Venezuelans take their ($19b) ball and leave
According to the Miami Herald this morning, Venezuelans are taking their money out of Venezuela and stashing it outside of the country;
Capital flight out of Venezuela established a record during 2007, the Central Bank of Venezuela has reported, despite strict currency controls adopted in 2004 by President Hugo Chávez’s government to limit the outflow of money.
Much of the money landed in the United States and especially Florida, through various means such as bank accounts, financial investments and asset purchases, said José Guerra, the Central Bank’s former chief economist, and Antonio Jorge, an economics professor at Florida International University.
”Miami is a natural destination for the escape of Venezuelan capital,” said Jorge.
He estimated that at least 60 percent of the $19 billion ended up in the United States, given that nearly 70 percent of Venezuela’s international commercial exchange is with the United States.
When I was in Panama last November, the common complaint of most Panamanians I talked with was that Venezuelans were driving up the price of real estate and luxury goods while they deposited their savings in Panamanian banks (Panama is Latin America’s Switzerland). In 2006, Venezuela’s GDP was $176b, if it remained at that figure, that means that more than 10% of it’s GDP is leaving the country – it’s an equivalent of over a trillion dollars leaving the US in a year.

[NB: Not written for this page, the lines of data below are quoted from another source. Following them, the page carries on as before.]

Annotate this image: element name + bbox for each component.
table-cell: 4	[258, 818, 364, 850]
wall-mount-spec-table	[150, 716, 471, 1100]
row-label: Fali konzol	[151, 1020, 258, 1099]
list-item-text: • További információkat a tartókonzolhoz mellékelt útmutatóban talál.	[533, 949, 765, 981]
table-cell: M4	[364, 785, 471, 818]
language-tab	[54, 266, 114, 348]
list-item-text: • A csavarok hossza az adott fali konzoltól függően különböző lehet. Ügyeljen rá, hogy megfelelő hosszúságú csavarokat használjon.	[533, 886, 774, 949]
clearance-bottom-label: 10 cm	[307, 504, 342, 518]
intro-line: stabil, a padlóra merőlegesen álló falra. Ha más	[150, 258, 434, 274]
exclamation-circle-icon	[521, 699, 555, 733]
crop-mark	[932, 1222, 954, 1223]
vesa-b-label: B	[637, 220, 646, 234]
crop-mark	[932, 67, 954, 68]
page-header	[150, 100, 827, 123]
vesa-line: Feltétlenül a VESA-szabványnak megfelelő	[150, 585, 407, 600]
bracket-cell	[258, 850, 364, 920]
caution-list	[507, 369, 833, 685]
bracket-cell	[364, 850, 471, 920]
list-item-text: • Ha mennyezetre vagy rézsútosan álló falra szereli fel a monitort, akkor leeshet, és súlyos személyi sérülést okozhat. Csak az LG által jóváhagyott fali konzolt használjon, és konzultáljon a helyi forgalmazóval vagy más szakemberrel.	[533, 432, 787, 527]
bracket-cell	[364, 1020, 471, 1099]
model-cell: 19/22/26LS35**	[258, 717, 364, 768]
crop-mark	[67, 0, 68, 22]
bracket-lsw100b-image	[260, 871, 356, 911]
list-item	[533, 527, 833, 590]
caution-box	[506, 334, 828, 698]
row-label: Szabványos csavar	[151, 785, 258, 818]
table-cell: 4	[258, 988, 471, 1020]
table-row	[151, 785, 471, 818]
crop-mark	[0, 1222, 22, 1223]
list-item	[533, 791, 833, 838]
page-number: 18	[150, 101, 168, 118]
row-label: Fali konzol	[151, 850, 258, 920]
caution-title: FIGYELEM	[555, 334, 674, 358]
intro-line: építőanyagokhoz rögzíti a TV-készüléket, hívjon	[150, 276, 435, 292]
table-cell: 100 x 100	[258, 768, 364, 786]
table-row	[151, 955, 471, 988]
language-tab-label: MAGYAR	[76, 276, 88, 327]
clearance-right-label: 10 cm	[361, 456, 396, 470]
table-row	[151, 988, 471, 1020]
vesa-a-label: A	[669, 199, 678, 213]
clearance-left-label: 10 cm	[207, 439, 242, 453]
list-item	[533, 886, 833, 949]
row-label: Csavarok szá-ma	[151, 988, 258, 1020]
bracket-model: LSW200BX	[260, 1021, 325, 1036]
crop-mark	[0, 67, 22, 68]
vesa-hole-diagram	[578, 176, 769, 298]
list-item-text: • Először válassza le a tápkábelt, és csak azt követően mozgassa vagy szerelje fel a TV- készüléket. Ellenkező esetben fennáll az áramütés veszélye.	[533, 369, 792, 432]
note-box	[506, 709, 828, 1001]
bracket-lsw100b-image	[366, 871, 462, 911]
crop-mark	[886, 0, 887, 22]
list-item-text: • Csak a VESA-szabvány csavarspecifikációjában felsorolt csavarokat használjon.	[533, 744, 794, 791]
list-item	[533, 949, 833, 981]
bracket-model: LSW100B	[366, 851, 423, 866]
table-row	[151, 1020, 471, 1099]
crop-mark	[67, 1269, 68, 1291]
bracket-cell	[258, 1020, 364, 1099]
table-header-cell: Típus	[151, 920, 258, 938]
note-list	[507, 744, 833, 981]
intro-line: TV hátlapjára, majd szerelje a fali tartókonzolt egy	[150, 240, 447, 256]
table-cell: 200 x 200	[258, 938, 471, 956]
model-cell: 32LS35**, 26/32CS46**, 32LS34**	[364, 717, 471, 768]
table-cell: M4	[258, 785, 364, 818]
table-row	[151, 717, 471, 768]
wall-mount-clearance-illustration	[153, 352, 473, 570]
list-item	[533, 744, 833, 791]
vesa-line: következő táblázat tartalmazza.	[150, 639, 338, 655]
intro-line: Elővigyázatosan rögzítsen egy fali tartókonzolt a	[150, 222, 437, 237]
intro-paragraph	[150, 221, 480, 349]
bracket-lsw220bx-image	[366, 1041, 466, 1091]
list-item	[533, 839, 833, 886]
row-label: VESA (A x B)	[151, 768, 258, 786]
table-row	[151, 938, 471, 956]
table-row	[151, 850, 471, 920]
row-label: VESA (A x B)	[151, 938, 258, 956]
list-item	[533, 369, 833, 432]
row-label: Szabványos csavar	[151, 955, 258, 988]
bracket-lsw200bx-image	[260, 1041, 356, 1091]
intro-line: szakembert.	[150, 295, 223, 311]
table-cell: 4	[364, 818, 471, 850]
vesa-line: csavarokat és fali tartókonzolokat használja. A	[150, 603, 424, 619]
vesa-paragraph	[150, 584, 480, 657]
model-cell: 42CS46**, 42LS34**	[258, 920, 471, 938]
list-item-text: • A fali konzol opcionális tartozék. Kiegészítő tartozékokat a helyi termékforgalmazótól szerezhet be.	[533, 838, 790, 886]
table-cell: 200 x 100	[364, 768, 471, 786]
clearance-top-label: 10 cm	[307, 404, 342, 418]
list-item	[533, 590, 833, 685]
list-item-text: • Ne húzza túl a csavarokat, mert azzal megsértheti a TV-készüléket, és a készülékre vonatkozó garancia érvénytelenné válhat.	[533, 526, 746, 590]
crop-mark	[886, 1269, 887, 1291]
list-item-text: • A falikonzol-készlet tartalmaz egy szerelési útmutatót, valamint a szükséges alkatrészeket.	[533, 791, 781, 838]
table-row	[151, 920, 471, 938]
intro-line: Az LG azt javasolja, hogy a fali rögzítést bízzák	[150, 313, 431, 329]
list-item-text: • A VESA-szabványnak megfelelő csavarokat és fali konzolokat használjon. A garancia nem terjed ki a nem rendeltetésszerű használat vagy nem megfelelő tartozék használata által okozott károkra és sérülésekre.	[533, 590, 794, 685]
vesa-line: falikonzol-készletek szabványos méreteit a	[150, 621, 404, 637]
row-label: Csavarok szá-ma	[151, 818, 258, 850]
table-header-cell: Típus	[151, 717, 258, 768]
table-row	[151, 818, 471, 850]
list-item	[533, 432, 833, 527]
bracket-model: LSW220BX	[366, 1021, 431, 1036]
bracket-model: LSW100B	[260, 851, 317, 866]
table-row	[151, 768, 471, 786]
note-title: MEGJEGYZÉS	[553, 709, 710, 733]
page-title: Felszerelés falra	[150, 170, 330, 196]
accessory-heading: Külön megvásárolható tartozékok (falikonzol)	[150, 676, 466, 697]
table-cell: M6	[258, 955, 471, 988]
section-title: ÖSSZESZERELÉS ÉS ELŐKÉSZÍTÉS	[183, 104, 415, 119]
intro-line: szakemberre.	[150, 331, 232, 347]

So that leaves me wondering what Chavez intends to do about it – because he can’t afford to have Venezuela hemorrhaging cash.
Good news for Hugo, though is the fact that a judge in Great Britain overturned the decision that enabled Exxon/Mobil to freeze $12b of Venezuela’s assets (Bloomberg link);
Exxon Mobil Corp.’s freeze on $12 billion of assets belonging to Venezuela’s state oil company was overturned by a U.K. court in a setback for the U.S. energy company in its dispute with President Hugo Chavez.
A London court today said that an injunction freezing assets belonging to Petroleos de Venezuela SA, known as PDVSA, should be thrown out. Judge Paul Walker disclosed the ruling without giving his reasoning.
Exxon, the world’s largest oil company, sought freeze orders in several countries to keep Venezuela from shifting assets out of the reach of an international arbitration commission that’s handling claims against Chavez’s government for last year’s takeover of an oil field. PDVSA had argued that U.K. courts didn’t have jurisdiction to intervene in the dispute.
“The judge hasn’t allowed his court or his country to be an instrument” of Exxon, Samuel Moncada, Venezuela’s ambassador to the U.K., said in an interview. “This decision should have an effect on any reasonable court in the world.”
So he’s still short a few billion bucks.